A Word from Pastor Nathan

Dear Friends,

May I brag on you? Your adaptability and willingness to try something new is a gift. We’re four months into using our new worship guides. Each Sunday is unique, but one part that remains constant is our discipline of silence.

Few things in our daily living are silent or quiet. When there is a lack of sound, we sense it as a void, and we seek to fill it with noise because silence, ironically, is disquieting for our souls.

Each Sunday we create a period of silence for sixty seconds. It’s not a long time, but that singular minute can feel like an eternity. Who will make the first move? When will the musician play the introduction to the next hymn?

Frederick Buechner writes, “Silence… holds its breath to listen. It waits and is still.” Buechner tells us that silence is not a vessel to fill but presence.

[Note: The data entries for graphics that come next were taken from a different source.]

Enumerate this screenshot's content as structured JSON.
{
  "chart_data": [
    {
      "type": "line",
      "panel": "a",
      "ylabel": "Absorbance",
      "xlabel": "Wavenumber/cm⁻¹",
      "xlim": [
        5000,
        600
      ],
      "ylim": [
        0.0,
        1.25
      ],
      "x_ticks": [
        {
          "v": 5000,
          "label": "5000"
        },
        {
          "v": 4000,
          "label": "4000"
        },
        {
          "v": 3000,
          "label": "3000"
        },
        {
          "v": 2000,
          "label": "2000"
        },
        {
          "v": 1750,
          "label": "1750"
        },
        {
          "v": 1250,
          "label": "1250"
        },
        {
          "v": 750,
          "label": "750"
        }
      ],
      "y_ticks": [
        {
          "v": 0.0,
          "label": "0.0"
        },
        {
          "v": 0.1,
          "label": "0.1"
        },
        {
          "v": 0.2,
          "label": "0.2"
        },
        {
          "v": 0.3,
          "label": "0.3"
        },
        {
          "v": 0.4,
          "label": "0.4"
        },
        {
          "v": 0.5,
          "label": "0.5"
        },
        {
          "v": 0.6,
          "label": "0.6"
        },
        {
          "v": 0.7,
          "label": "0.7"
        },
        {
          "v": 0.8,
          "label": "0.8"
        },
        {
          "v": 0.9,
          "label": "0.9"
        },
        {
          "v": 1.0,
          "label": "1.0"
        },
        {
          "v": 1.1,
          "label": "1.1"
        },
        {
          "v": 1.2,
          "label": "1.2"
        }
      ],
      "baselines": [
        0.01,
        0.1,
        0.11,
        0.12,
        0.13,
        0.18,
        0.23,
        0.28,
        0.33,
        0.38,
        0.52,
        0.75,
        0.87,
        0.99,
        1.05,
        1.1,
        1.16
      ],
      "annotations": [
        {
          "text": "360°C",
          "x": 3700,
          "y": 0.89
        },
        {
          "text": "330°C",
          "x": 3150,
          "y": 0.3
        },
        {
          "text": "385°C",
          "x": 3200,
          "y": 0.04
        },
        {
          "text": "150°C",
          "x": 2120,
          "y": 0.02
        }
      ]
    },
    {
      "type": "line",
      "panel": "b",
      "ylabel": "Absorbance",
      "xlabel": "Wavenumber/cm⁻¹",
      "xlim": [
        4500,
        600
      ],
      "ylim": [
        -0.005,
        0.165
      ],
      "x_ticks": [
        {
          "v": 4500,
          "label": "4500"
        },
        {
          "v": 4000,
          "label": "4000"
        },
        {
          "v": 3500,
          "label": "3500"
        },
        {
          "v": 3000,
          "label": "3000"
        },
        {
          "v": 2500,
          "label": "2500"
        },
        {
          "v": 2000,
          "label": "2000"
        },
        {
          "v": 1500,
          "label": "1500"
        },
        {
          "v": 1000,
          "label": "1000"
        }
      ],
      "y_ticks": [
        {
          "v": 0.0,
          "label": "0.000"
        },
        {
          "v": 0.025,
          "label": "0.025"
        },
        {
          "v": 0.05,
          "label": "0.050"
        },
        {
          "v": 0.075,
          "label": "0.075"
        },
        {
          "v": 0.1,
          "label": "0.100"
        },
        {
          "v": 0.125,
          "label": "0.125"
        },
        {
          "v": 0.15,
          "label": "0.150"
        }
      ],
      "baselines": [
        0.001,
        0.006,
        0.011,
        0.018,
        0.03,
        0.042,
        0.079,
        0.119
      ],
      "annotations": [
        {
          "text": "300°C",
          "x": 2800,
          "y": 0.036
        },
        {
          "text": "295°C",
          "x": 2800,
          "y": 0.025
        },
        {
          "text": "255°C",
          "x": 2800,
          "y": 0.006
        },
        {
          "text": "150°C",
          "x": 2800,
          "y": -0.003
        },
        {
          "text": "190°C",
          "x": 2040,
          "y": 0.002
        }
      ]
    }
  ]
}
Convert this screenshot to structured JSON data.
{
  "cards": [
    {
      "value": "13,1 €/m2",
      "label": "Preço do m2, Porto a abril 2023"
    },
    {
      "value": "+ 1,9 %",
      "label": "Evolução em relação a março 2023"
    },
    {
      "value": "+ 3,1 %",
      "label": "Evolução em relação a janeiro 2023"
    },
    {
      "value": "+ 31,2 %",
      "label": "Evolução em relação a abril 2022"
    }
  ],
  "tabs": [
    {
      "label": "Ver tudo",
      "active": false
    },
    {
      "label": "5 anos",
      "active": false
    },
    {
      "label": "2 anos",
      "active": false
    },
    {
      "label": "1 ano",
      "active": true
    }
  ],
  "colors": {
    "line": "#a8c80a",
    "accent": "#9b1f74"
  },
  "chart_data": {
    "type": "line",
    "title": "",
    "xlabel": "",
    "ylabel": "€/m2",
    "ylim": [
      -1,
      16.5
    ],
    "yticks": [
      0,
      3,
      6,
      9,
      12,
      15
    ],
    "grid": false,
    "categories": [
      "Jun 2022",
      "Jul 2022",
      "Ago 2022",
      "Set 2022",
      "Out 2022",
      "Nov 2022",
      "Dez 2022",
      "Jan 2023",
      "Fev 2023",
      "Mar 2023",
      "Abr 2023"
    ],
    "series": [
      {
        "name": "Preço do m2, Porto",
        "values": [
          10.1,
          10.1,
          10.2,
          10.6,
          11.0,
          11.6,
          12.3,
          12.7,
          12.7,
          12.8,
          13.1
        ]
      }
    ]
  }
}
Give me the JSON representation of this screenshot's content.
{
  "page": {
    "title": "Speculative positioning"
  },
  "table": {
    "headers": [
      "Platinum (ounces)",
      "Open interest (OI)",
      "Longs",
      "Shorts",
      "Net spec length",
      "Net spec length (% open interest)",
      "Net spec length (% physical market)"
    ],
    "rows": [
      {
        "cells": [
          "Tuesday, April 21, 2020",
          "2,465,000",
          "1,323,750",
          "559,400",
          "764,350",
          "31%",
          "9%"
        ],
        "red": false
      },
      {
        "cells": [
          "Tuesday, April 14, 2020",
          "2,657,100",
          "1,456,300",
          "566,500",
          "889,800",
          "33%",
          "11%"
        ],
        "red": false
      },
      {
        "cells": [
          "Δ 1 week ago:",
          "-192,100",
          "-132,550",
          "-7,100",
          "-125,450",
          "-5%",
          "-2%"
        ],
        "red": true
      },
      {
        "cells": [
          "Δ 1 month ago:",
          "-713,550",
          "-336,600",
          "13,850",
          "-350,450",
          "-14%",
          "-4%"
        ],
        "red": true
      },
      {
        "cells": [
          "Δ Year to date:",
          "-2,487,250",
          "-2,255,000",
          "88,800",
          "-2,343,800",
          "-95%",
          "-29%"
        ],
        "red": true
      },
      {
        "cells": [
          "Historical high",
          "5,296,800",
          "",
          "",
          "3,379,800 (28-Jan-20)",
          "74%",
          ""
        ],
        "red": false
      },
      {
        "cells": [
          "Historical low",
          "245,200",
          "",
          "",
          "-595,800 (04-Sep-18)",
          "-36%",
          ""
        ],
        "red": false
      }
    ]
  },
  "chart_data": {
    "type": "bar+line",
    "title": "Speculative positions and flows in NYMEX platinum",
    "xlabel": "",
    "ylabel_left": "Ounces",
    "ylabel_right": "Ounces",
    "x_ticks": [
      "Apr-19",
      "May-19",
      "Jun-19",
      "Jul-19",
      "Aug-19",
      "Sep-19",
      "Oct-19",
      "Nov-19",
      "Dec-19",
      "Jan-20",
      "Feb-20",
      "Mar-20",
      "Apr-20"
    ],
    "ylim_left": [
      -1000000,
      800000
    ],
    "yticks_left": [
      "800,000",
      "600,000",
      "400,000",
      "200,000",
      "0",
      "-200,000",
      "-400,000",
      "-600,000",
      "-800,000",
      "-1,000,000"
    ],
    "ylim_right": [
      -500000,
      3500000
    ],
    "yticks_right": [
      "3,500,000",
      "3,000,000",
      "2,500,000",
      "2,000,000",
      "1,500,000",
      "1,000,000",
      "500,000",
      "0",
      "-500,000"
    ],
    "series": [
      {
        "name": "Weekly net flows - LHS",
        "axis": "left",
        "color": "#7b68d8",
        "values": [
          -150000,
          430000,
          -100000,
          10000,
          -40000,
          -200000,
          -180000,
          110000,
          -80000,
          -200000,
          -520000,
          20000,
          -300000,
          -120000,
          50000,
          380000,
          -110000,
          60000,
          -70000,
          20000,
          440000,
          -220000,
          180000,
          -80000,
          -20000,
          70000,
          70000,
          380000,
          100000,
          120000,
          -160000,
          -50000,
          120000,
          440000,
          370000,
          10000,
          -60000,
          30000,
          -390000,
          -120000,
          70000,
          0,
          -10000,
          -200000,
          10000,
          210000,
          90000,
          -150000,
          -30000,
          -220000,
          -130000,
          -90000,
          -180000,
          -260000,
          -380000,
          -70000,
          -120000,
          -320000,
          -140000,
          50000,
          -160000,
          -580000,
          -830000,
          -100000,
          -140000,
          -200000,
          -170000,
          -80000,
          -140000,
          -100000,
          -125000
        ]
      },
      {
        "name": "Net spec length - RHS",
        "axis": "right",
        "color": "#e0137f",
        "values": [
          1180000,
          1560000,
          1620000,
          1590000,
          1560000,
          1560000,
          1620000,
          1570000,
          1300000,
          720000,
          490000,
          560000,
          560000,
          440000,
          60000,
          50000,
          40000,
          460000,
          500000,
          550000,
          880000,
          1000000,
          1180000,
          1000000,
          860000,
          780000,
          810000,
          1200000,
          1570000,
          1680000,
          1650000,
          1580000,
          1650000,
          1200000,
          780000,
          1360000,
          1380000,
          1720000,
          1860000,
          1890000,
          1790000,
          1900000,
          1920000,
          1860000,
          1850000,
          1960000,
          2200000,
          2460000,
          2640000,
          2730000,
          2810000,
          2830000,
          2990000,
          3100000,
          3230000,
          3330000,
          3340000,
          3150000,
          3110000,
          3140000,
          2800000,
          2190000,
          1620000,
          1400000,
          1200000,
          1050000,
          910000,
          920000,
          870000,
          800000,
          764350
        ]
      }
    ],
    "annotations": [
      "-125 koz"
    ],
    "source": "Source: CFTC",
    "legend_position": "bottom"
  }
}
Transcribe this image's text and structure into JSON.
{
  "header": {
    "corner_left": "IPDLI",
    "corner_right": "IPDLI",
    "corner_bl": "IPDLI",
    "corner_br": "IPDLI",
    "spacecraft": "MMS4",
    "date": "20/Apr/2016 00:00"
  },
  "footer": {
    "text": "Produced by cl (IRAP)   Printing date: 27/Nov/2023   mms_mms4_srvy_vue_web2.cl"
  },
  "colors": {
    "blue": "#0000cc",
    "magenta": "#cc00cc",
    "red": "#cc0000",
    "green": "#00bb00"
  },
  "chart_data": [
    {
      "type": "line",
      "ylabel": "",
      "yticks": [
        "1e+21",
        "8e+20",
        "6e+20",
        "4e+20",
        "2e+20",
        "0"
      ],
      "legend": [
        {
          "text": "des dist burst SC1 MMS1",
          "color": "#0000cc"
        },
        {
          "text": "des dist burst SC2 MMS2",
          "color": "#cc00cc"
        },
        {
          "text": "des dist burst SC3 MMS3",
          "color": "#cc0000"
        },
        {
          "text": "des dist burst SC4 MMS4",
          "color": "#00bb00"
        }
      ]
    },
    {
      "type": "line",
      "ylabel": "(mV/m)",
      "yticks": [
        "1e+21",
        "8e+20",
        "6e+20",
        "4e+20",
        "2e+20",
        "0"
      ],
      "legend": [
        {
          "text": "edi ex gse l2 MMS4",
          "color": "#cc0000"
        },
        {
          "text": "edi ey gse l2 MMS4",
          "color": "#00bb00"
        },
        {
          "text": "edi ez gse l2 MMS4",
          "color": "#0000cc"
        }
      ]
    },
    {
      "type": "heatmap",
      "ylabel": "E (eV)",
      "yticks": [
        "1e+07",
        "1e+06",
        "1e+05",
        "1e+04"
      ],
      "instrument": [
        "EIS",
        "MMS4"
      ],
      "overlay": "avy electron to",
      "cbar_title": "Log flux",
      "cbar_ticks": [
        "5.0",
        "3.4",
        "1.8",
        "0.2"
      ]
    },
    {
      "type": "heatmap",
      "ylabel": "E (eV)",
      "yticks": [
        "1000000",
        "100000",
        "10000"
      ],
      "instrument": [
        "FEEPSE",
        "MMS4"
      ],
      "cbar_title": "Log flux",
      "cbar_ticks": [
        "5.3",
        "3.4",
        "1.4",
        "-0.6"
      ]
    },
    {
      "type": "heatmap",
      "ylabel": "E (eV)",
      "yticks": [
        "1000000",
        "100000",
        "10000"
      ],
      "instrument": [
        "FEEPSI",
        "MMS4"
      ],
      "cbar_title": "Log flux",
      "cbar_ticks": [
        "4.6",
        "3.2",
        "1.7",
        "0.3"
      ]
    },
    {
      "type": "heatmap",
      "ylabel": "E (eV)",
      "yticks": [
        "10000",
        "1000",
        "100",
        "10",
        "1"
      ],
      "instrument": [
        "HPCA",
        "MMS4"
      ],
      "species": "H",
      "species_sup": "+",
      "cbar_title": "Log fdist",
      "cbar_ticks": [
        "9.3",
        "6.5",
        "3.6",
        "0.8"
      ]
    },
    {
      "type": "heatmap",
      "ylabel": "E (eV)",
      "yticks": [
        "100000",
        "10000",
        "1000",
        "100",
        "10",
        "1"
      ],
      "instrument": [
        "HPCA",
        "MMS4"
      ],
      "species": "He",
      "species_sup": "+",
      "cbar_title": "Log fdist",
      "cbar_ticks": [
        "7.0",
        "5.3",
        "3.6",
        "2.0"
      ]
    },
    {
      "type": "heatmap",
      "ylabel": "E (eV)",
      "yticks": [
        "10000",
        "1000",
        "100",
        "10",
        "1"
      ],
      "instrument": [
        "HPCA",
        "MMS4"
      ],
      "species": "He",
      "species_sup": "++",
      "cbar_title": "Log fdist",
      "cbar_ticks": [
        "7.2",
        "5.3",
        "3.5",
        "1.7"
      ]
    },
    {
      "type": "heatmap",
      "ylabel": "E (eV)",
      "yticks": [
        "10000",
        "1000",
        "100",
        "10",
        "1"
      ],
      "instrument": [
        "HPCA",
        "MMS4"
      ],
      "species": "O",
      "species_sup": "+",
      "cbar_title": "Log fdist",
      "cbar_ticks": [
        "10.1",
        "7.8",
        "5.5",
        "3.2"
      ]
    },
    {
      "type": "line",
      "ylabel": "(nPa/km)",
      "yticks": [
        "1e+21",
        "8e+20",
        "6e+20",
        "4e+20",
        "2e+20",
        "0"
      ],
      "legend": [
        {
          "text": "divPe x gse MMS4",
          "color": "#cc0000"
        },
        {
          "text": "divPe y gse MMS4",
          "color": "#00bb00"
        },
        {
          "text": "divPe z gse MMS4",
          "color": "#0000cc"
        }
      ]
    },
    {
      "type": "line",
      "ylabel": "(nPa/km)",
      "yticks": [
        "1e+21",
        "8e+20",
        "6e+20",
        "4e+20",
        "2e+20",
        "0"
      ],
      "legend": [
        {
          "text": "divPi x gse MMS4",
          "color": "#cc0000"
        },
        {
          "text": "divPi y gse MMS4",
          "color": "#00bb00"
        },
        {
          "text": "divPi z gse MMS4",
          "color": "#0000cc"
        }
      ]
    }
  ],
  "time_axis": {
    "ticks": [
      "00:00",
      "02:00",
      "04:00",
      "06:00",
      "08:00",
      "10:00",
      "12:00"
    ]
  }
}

In the Hebrew Bible, God meets Elijah at Horeb. God says to the prophet, “Go out and stand on the mountain before the LORD, for the LORD is about to pass by.” Now there was a great wind, so strong that it was splitting mountains and breaking rocks in pieces before the LORD, but the LORD was not in the wind; and after the wind an earthquake, but the LORD was not in the earthquake; and after the earthquake a fire, but the LORD was not in the fire; and after the fire a sound of sheer silence. When Elijah heard it, he wrapped his face in his mantle and went out and stood at the entrance of the cave.

Elijah didn’t hear the Holy One in the noise but in the aftermath of the loud events; Elijah heard silence. Hymns, prayers, and scripture readings punctuate our worship, and I trust that God is present in those moments. But, what do you hear each Sunday in the discipline of silence? What would happen if we implemented intentional silence into our lives each day?

Thank you for co-creating this hallowed moment in our worship in which God is radically with us. We may not stand on a mountain, but in the silence and stillness of worship and daily living, the Holy One will pass by.